So, if you are from South Africa and in particular are an African diaspora in South Africa, you have heard the term KwereKwere thrown your way. I say thrown, because it is most certainly not meant to be a compliment, it is meant to throw you off guard and hit you where it hurts most and so in essence, it is a verbal assault.
There are plenty of theories around where it started, who started it and whether or not it is meant to be an insult, but much like N*gger and K*affir could have originally had a less nefarious meaning, no-one cares. And much like that, neither do we.

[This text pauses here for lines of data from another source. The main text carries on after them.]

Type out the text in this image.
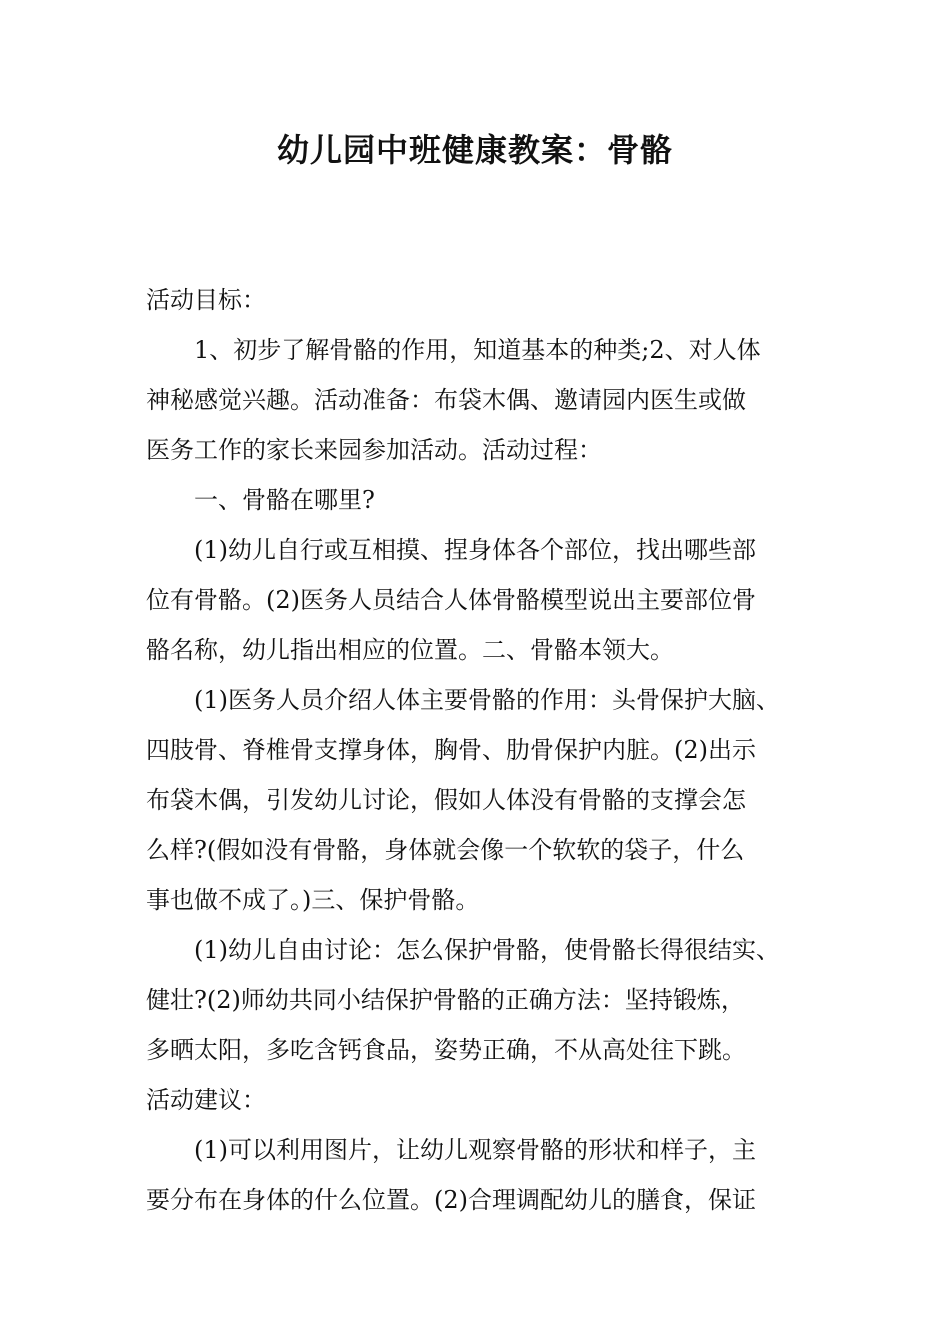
幼儿园中班健康教案：骨骼
活动目标：
1、初步了解骨骼的作用，知道基本的种类;2、对人体
神秘感觉兴趣。活动准备：布袋木偶、邀请园内医生或做
医务工作的家长来园参加活动。活动过程：
一、骨骼在哪里?
(1)幼儿自行或互相摸、捏身体各个部位，找出哪些部
位有骨骼。(2)医务人员结合人体骨骼模型说出主要部位骨
骼名称，幼儿指出相应的位置。二、骨骼本领大。
(1)医务人员介绍人体主要骨骼的作用：头骨保护大脑、
四肢骨、脊椎骨支撑身体，胸骨、肋骨保护内脏。(2)出示
布袋木偶，引发幼儿讨论，假如人体没有骨骼的支撑会怎
么样?(假如没有骨骼，身体就会像一个软软的袋子，什么
事也做不成了。)三、保护骨骼。
(1)幼儿自由讨论：怎么保护骨骼，使骨骼长得很结实、
健壮?(2)师幼共同小结保护骨骼的正确方法：坚持锻炼，
多晒太阳，多吃含钙食品，姿势正确，不从高处往下跳。
活动建议：
(1)可以利用图片，让幼儿观察骨骼的形状和样子，主
要分布在身体的什么位置。(2)合理调配幼儿的膳食，保证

So, I have had moments when I was about to pick up my shoe and beat a person with it for having called me a KwereKwere, I wondered what would happen if we took back the power, took that word and made it our own in the fashion of how the African Americans have owned N*gger? Now, I’m not saying we should start songs were we refer to other African diaspora in South Africa as KKs but rather it be the starting position that connects our shared and varied experiences of being “an other” on our home continent.
I recently came across the award winning book, The Good Immigrant by Nikesh Shukla, which is a collection of essays by British Immigrants about their experiences and wondered, and thought, why don’t we do the same here? And if you have read the collection of essays by black South Africans on their post-Apartheid experience in the We write what we like book by Yolisa Qunta, you know that now is clearly the time for collective voices to share their stories from their point of view, unapologetically.

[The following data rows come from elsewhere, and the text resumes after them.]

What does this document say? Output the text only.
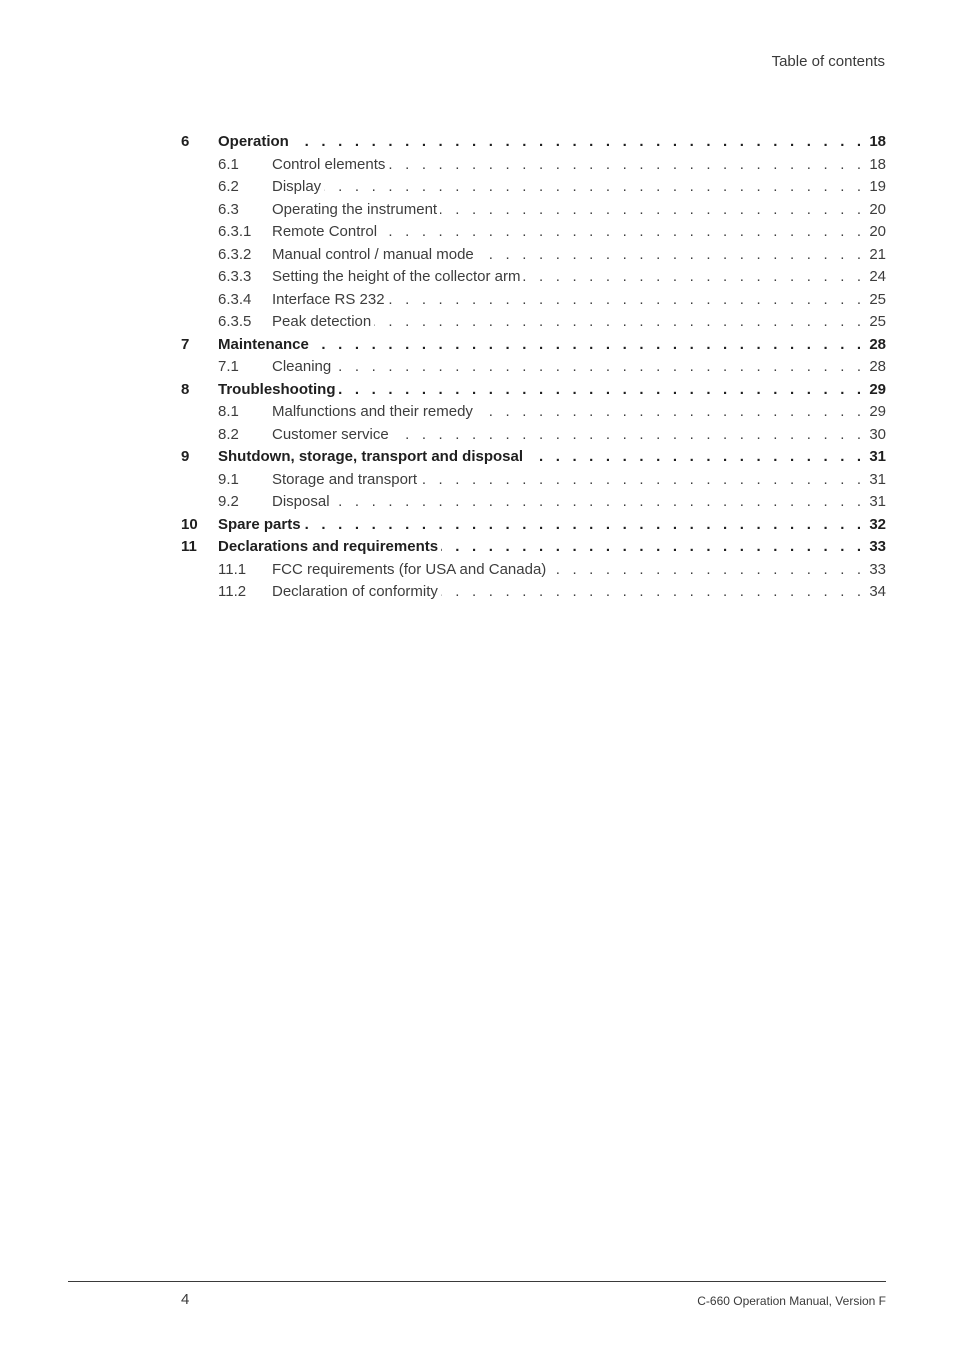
Table of contents
6 Operation . . .	18
6.1 Control elements . . .	18
6.2 Display . . .	19
6.3 Operating the instrument . . .	20
6.3.1 Remote Control . . .	20
6.3.2 Manual control / manual mode . . .	21
6.3.3 Setting the height of the collector arm . . .	24
6.3.4 Interface RS 232 . . .	25
6.3.5 Peak detection . . .	25
7 Maintenance . . .	28
7.1 Cleaning . . .	28
8 Troubleshooting . . .	29
8.1 Malfunctions and their remedy . . .	29
8.2 Customer service . . .	30
9 Shutdown, storage, transport and disposal . . .	31
9.1 Storage and transport . . .	31
9.2 Disposal . . .	31
10 Spare parts . . .	32
11 Declarations and requirements . . .	33
11.1 FCC requirements (for USA and Canada) . . .	33
11.2 Declaration of conformity . . .	34
4	C-660 Operation Manual, Version F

So that’s what this blog is for, a platform to collect stories from African diaspora in South Africa. Their shared and varying experiences, their expectations, realities and hopes. They will be lawyers, students, migrant workers, journalists, actors, writers, artists, diplomats, travellers. All of them in South Africa for a different reason, but all of them sharing one thing in common, being Amakwerekwere.
I hope you enjoy it as much as I know that I am going to.